Anlaşmanın siyasi yansımaları da oldu. Filistin Yönetimi ve Ürdün, Kutsal Topraklar’daki “statüko”yu tehdit eden bu gelişmeler karşısında öfkelendi ve “kültürel ve tarihsel açıdan önem taşıyan Hıristiyan mülklerini kötü yönettiği” gerekçesiyle Patrik Nurhan Manukyan’ın resmi düzeyde tanınma statüsünü geri çekti. Bu meseleyi ele almak üzere Filistin Yönetimi, Ürdün ve Ermenistan Cumhuriyeti’nin dâhil olduğu ortak bir komisyon kuruldu.

Sorunlu bir anlaşma

Anlaşmanın pek çok sorunlu tarafı bulunuyor. Öncelikle Ermeni Patrikhanesi’nin bu mülkü satma veya kiralama hakkı bulunmuyor. Zira söz konusu mülk, Patrikhane’nin Ermeni toplumu adına yönettiği bir Vakıf (Waqf) statüsünde. Ayrıca Xana Gardens şirketinin geçmişi de son derece şüphe uyandırıcı. Şirket, sözleşmenin imzalanmasından tam da bir gün önce kurulmuş ve otel inşa etme veya işletme konusunda hiçbir tecrübeye sahip değil. Xana Gardens, İsrail ve Birleşik Arap Emirlikleri’nde kayıtlı “Xana Capital” adlı bir ana şirkete bağlı. Şirketin arkasındaki isim ise Avustralyalı iş insanı Daniel (Danny) Rothman.

Söz konusu şirketin bu arazide bulunan otoparkı yıkmak üzere iş makineleri göndermesiyle birlikte protesto eylemi başladı ve giderek ivme kazandı. Diğer taraftan, mahalle sakinlerinin otoparkı kullanmalarını da yasakladılar. Bu durum, gerek bölge halkı gerekse çocuklarını Ermeni Aziz Yakup Manastırı’ndaki Tarkmançats okuluna gönderen aileler üzerinde ek baskı yarattı. 

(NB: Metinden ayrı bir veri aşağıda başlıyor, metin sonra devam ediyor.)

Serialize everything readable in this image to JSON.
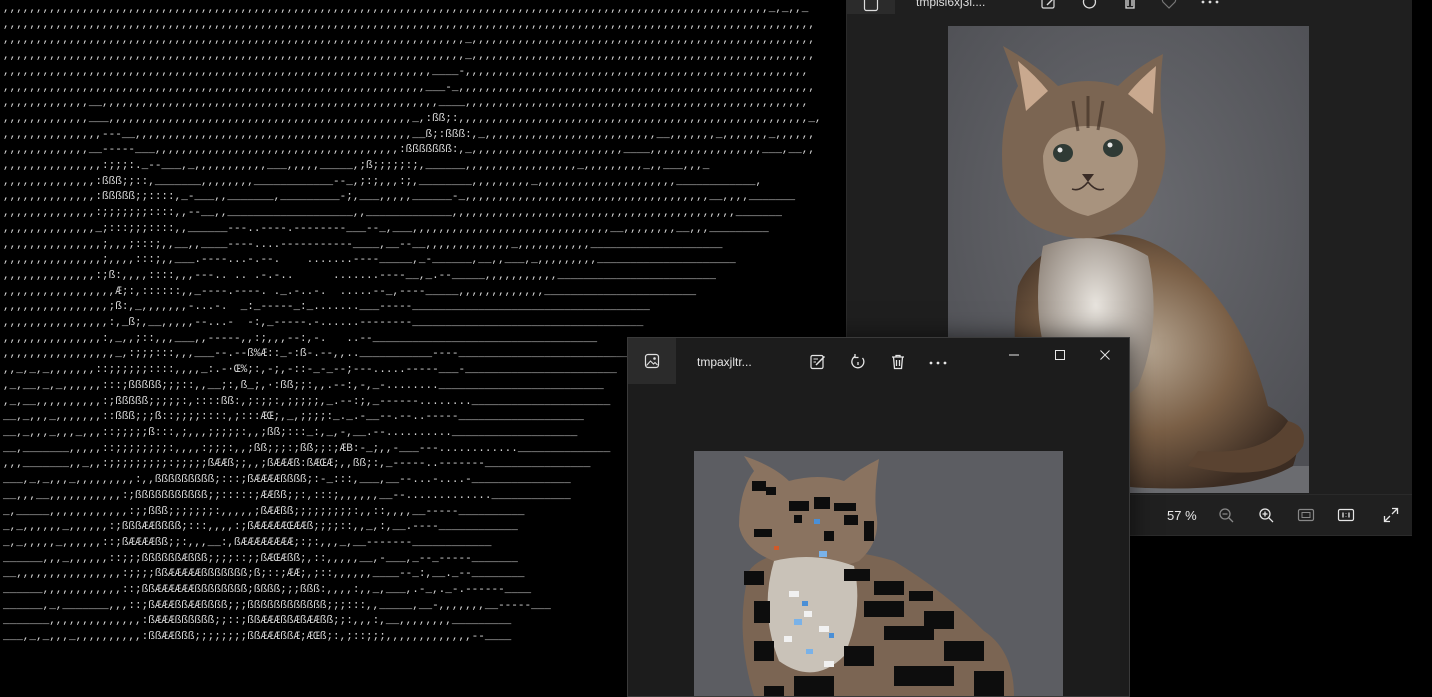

Ermenilerin Kudüs’teki tarihi

Ermeniler, 4. yüzyıldan bu yana Kudüs’te kesintisiz olarak yaşamaya devam ediyor. Tarih boyunca baskılar, fetihler ve imparatorluklara rağmen Ortodoks Bizans, İslami fetihler, Haçlı Seferleri, Selahaddin Eyyubi, Memlükler ve Osmanlılar dönemlerinde varlıklarını kesintisiz sürdürebildiler. 301 yılında Hıristiyanlığı devlet dini olarak kabul eden ilk ulus olarak, Ermeni rahipler ve hacılar Kudüs’e her daim akın ettiler. Burada araziler satın alındı, kiliseler ve manastırlar inşa edildi. Baskılara, vergilere ve borç yüküne rağmen gerekli destek bulunabildi; cömert bağışlar ve inanç sayesinde, gezegenimizin sembolik açıdan yoğun anlam taşıyan bu köşesinin küçük bir bölümünde Ermenilik yaşatılabildi.

İsrail’de azınlıkları savunan kesimler giderek zayıfladı, hatta siyasi arenadan silinme noktasına geldi. 2022 yılında İsrail tarihinin en aşırı sağcı hükümeti kuruldu; Itamar Ben-Gvir ve Bezalel Smotrich gibi aşırı sağcı politikacılar önemli görevler üstlendi.

Ermeni toplumu anlaşmaya karşı harekete geçtiğinde, Xana Gardens şirketi adeta mafyavari yöntemlerle protestoculara yönelik saldırıları kışkırttı, cep telefonlarına tehdit mesajları gönderdi. Şirketin yerleşimcilerle bağlantılı olduğu, Kudüs’ün çok inançlı yapısını değiştirmeyi amaçladığı yönünde ciddi şüpheler var.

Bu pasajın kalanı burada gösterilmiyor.